- Genre: Festival of contemporary chamber music
- Begins: Weekend, end of April
- Frequency: Annual
- Locations: Witten, Germany
- Inaugurated: 1936
- Patrons: Witten; Westdeutscher Rundfunk;
- Website: www.wittenertage.de

= Wittener Tage für neue Kammermusik =

The Wittener Tage für neue Kammermusik (Witten Days for New Chamber Music) is a music festival for contemporary chamber music, jointly organised by the town Witten in the Ruhr Area and the broadcasting station Westdeutscher Rundfunk (WDR). The concerts take place over a weekend at the end of April or in early May, and concentrate on world premieres of small-scale works, more than 600 as of 2010. They are broadcast worldwide via the European Broadcasting Union.

== History ==
The composer Robert Ruthenfranz founded the Wittener Musiktage in 1936. After World War II the festival was held at irregular intervals (1947, 1948, 1950, 1953 and 1957), until 1960 when it became an annual event.

In 1969 the WDR took over the running of the festival, and it received its present name. From 1969 to 1989 Wilfried Brennecke of the WDR was responsible for the programming, focussing on composers portrait concert since 1978 and introducing composers from countries behind the Iron Curtain, such as Friedrich Goldmann and György Kurtág.

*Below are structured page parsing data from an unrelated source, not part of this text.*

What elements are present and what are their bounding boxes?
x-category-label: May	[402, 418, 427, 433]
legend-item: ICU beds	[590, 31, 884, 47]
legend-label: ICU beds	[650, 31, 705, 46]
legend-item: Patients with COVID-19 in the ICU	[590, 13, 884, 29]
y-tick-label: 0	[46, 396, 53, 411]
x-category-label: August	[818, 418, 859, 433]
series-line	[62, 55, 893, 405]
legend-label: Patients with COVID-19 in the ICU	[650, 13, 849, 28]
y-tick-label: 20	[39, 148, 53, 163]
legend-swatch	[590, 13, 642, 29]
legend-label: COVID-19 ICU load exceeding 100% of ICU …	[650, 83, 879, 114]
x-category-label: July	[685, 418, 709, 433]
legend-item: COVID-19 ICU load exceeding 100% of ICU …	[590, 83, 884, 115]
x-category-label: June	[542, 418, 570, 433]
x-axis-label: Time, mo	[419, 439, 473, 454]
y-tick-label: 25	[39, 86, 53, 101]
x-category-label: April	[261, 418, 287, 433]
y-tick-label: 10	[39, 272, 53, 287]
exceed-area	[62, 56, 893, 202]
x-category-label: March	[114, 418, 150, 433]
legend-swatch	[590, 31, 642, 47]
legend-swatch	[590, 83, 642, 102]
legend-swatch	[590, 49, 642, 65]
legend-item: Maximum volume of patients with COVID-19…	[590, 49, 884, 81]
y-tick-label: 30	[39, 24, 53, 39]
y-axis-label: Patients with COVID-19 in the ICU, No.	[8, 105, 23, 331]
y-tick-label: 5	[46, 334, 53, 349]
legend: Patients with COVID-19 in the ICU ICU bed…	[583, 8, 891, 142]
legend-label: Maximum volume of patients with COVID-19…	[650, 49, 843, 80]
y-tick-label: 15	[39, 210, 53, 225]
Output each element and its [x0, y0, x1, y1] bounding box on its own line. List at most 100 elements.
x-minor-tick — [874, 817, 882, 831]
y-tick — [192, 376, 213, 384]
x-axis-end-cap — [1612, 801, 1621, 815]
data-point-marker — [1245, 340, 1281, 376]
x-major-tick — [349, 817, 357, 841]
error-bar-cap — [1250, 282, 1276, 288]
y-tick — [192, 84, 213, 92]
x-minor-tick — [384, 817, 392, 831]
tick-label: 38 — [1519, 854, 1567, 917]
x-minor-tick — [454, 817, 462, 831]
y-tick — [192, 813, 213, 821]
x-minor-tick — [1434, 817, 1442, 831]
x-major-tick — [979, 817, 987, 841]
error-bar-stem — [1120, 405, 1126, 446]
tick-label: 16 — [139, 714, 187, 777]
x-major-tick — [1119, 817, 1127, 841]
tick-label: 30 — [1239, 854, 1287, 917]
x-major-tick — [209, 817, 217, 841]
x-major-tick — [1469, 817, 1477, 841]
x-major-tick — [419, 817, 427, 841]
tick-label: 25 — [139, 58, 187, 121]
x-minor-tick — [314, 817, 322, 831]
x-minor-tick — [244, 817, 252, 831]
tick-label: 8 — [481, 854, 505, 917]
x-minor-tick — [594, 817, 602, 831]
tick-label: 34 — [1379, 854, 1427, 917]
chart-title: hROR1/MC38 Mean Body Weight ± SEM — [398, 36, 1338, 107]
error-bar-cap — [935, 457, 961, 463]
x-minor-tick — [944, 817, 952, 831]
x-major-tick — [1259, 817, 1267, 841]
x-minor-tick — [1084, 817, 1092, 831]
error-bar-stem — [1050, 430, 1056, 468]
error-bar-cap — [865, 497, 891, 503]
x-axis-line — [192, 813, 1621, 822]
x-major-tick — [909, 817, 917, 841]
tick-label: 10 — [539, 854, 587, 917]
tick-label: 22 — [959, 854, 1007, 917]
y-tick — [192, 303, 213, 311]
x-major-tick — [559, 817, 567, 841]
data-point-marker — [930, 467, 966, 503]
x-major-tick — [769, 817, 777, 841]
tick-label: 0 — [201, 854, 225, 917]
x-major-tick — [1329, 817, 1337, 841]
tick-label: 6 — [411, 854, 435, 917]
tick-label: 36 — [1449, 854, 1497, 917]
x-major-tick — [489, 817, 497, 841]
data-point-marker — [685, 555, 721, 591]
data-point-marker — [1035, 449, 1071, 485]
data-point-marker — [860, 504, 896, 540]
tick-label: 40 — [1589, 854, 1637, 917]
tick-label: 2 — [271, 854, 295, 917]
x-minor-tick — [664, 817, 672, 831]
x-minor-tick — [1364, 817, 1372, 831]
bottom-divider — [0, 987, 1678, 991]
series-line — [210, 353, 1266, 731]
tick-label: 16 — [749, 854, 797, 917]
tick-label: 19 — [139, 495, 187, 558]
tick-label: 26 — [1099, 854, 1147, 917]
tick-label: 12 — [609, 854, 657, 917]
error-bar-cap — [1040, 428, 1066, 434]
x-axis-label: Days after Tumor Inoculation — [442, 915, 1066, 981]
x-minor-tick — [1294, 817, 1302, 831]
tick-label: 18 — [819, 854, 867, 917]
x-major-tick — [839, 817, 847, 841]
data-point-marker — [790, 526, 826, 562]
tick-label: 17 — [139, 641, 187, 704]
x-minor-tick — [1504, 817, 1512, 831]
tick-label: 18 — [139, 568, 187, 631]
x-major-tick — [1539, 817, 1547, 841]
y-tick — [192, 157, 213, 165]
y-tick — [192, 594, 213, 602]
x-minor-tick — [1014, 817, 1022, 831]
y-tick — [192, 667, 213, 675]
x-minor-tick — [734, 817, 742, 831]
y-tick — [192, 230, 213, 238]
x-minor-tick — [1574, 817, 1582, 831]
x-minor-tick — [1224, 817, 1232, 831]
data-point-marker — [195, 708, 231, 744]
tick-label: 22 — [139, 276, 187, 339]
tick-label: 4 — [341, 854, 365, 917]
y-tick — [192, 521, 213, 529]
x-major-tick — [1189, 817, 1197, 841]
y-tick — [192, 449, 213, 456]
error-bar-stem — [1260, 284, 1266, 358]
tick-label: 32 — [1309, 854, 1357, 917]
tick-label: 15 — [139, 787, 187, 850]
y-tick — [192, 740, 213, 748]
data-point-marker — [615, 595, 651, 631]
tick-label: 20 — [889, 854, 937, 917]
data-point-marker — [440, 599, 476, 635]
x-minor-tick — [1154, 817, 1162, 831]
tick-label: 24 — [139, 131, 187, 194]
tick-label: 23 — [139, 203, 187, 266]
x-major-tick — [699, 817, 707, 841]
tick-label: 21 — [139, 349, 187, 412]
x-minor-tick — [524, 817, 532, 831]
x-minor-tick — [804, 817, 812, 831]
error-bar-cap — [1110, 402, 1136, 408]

Since 1990 Harry Vogt, also of the WDR, has directed the program and widened the festival to all varieties of chamber music, including sound installations, improvisations and aspects of music theatre. Among others, the ensemble recherche from Freiburg, Klangforum Wien, the Arditti String Quartet and the Ensemble Modern have been regular performers. More recently, the Ascolta and musikFabrik ensembles have also taken part. Starting in 1999, ensemble recherche began commissioning an ongoing series of short In Nomine compositions for the festival, dedicated to Harry Vogt, collectively titled the Witten In Nomine Broken Consort Book. Composers who have contributed pieces to this series have included Brian Ferneyhough, Georg Friedrich Haas, Toshio Hosokawa, György Kurtág, Claus-Steffen Mahnkopf, Gérard Pesson, Robert H.P. Platz, Rolf Riehm, Wolfgang Rihm, Salvatore Sciarrino, Matthias Pintscher, Hans Zender, and Walter Zimmermann.

The festival of 2010 was an event of the European Capital of Culture in the Ruhrgebiet, called RUHR.2010. Featured composers were Matthias Pintscher and Jörg Widmann, both students of Hans Werner Henze. Other composers included Beat Furrer who founded the ensemble Klangforum Wien 25 years before, Enno Poppe (1969), Salvatore Sciarrino, Bernhard Lang and Friedrich Cerha.

The festival has been compared to the Donaueschinger Musiktage. The Goethe-Institut states its importance:
Westdeutscher Rundfunk (WDR) ... has staunchly supported contemporary music ..., playing a leading role from 1968 on at the Wittener Tage für neue Kammermusik, probably the most important contemporary music festival after Donaueschingen. With its focus on small formations, Witten thrives on its high standards of composition and interpretation. This festival has pioneered major developments in the history of musical genres, including the renaissance of the string quartet, that would not have been conceivable without its advocacy.